Body Heat is also a really good example of how much context matters in a movie. There’s a relatively famous scene where Ned (William Hurt) is at Matty (Kathleen Turner)’s house, where she has turned him down, but not before kissing him and going back into the house. He stands by his car for a few moments before going back up to her front door, where he can see Matty standing in the foyer, waiting for him. The front door is locked, and all of the other doors are locked, but they keep looking at each other and Matty clearly wants him to come in. So, he throws a lawn chair through a window, which only barely makes Matty flinch, and he climbs in where they have sex on the floor. It’s both hot and cool in that classic movie way. But what’s interesting is if you imagine that same scene happening in, say, a Tyler Perry movie. It would be horrifying. It’s not as if Ned rapes Matty, it’s clearly consensual, but in a different movie, a man throwing a chair through a window to get inside the house where a woman is alone so he can have sex with her would be super scary. And it would be super scary in real life. I wanted Chris to kiss me pretty badly when we were still just friends, but if he had left my apartment only to turn around and break through the window to climb in and kiss me . . . well things would have been a lot different. But that’s just evidence of good filmmaking. Writer/director Lawrence Kasdan has created a universe for Body Heat where something like Ned breaking into Matty’s house not only is okay, but makes sense.
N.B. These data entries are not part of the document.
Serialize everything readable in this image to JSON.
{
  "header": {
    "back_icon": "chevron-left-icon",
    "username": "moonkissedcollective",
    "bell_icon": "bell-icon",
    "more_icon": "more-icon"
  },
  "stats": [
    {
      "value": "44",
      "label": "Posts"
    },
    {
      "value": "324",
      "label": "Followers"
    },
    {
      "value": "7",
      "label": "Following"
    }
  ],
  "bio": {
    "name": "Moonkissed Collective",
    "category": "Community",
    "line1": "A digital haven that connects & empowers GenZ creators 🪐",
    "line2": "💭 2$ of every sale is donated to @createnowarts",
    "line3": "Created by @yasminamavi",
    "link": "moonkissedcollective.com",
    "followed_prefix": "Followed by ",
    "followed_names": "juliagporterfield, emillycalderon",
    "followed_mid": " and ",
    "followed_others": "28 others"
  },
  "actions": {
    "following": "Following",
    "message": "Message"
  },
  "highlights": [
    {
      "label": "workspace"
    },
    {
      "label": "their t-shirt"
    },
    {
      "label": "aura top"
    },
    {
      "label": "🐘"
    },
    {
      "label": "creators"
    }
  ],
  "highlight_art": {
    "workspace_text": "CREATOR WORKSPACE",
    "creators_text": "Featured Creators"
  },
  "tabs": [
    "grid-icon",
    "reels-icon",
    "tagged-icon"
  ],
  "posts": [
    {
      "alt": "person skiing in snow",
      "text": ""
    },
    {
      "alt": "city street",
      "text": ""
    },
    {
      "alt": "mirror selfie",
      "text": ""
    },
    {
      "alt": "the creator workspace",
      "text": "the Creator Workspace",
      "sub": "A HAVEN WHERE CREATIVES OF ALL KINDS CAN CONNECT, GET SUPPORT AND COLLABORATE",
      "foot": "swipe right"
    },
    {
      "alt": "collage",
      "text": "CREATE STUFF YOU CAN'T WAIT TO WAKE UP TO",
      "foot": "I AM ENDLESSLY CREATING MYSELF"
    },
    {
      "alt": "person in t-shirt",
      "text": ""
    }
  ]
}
The pacing of Body Heat is also pretty great, as well as the set design, which made me feel really hot while watching it. Everyone in the movie is always sweating, there’s always a haze of cigarette smoke, people are fanning themselves, rubbing themselves with ice, pointing fans at themselves. I was honestly feeling overheated while watching it. But that was also because I was nervous, another point for Body Heat. I was nervous because Ned and Matty’s murder plot started to unravel, and the more clear it became that they were not going to get away with it, the more nervous I became. Making the audience root for murderers isn’t always easy, but it is in this case. This also further proved to me that I would never be able to commit murder. Not that I thought I could before I saw this movie, but I was getting so nervous just watching Body Heat that the thought of being in a situation remotely similar made me feel sick to my stomach. I would have cracked the second 1981-Ted Danson started to suspect something.


I had actually watched this in high school but had completely forgotten until we started watching it. It’s pretty obvious that I rented this just solely on the fact that I must have known there was nudity and that it was sexy but it’s actually a pretty badass movie! The story is interesting and the actors are great. The only thing I didn’t really like was how bright it was. There are scenes in a diner where you can barely look at the screen it’s so bright.

WATCH THIS . . . but not with one’s parents.